Technical Abstract: The United States National Cancer Institute defines a biomarker as: “A biological molecule found in blood, other body fluids, or tissues that is a sign of a normal or abnormal process, or of a condition or disease….” In Veterinary Medicine, biomarkers associated with plant poisonings of livestock have great utility. Since grazing livestock poisoned by toxic plants are often found dead, biomarkers of plant poisoning allow for a more rapid diagnosis and response to prevent further deaths. The presence and concentration of toxins in poisonous plants are biomarkers of risk for livestock poisoning that can be measured by the chemical analysis of plant material. More difficult is, the detection of plant toxins or biomarkers in biological samples from intoxicated or deceased animals.
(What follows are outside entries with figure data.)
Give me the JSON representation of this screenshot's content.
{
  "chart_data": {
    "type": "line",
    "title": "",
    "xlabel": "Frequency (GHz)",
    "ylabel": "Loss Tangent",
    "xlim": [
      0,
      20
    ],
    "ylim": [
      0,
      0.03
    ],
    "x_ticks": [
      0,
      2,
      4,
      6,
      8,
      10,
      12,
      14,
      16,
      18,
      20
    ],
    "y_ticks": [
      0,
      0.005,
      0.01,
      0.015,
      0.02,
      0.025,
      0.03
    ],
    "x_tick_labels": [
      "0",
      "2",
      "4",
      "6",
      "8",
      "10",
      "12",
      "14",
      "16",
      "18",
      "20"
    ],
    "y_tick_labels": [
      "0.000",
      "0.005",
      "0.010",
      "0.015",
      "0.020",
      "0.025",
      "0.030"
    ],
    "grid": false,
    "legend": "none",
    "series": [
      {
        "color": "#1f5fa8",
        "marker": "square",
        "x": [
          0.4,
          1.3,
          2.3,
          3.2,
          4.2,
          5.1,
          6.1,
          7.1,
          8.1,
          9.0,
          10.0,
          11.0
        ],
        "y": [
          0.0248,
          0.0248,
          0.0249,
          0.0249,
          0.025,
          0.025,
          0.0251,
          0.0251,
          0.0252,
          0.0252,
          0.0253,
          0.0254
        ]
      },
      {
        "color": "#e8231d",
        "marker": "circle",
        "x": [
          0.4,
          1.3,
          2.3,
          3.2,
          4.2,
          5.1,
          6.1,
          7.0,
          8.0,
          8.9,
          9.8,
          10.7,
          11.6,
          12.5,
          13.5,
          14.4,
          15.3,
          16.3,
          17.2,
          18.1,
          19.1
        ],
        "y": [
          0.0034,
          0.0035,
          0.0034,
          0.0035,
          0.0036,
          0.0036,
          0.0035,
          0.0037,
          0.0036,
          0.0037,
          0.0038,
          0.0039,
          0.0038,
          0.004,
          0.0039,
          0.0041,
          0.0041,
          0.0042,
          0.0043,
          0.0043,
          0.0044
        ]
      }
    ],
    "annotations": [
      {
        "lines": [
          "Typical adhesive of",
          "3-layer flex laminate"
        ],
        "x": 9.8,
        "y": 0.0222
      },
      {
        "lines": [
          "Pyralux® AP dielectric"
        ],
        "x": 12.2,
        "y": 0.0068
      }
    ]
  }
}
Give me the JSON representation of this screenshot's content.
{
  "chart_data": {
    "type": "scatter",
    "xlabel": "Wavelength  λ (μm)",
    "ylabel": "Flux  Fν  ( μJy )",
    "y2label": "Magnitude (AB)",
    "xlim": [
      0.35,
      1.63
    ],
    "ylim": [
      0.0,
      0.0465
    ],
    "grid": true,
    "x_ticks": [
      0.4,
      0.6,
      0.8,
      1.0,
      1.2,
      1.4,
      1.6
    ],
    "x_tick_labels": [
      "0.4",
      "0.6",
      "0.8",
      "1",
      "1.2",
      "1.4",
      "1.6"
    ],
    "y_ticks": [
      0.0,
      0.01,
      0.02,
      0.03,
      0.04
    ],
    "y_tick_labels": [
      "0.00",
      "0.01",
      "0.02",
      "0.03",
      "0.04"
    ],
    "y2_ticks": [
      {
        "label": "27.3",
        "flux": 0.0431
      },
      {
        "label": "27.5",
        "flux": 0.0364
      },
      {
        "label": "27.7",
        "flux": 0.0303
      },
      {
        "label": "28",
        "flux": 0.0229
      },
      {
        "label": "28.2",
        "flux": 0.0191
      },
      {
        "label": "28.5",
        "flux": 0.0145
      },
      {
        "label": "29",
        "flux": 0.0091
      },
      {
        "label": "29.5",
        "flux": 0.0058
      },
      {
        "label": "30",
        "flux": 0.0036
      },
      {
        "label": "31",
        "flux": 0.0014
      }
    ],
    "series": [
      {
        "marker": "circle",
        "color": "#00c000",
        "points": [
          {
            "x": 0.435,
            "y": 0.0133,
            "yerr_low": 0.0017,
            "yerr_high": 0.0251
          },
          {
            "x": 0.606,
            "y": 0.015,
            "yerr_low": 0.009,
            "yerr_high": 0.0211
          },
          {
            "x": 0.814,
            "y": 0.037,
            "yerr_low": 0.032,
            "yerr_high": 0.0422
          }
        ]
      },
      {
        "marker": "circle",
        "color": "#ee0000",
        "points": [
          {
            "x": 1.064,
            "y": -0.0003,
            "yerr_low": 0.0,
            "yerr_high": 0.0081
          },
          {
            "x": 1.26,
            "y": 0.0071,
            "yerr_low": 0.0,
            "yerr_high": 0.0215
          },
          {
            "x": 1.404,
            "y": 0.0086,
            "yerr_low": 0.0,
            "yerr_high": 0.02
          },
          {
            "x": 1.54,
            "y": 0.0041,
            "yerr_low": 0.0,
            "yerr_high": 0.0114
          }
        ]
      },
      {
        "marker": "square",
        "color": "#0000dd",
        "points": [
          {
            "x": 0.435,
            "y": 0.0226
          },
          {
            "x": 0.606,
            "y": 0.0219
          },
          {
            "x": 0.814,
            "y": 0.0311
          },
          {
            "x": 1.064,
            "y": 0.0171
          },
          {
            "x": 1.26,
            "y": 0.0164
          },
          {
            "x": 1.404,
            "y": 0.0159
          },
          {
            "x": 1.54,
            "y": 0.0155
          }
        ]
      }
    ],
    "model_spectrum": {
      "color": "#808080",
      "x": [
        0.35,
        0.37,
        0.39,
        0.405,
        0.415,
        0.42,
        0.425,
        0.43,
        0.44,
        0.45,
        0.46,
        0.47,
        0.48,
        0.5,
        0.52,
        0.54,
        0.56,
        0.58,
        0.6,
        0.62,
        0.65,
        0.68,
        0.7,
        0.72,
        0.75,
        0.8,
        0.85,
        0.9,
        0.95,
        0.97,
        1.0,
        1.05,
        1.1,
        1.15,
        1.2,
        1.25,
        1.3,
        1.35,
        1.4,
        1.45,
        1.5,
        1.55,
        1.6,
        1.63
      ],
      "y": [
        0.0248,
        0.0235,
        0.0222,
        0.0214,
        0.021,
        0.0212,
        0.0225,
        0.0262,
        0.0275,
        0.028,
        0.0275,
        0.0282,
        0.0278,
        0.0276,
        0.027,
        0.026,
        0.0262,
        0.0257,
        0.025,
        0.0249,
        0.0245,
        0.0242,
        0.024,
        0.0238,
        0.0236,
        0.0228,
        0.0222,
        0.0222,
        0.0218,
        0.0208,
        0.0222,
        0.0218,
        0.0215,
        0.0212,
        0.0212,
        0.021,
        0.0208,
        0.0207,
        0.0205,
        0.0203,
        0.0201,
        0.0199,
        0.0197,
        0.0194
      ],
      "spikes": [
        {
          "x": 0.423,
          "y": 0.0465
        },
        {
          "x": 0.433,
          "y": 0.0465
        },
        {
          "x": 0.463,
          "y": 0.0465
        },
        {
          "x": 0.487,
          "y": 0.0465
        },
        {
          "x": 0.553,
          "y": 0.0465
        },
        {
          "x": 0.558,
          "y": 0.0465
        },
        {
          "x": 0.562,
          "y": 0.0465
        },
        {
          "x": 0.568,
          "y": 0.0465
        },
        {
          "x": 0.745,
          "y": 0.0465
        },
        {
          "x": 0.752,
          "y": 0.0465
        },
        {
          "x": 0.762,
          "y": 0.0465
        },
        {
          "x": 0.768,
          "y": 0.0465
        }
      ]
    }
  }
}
The purpose of this article is to review potential biomarkers of plant poisoning in grazing livestock in the western North America including recently investigated non-invasive sampling techniques. Plants discussed include larkspur, lupine, water hemlock, swainsonine-containing plants, selenium-containing plants, and pyrrolizidine alkaloid containing plants. Other factors such as animal age and sex that affect plant biomarker concentrations in vivio are also discussed.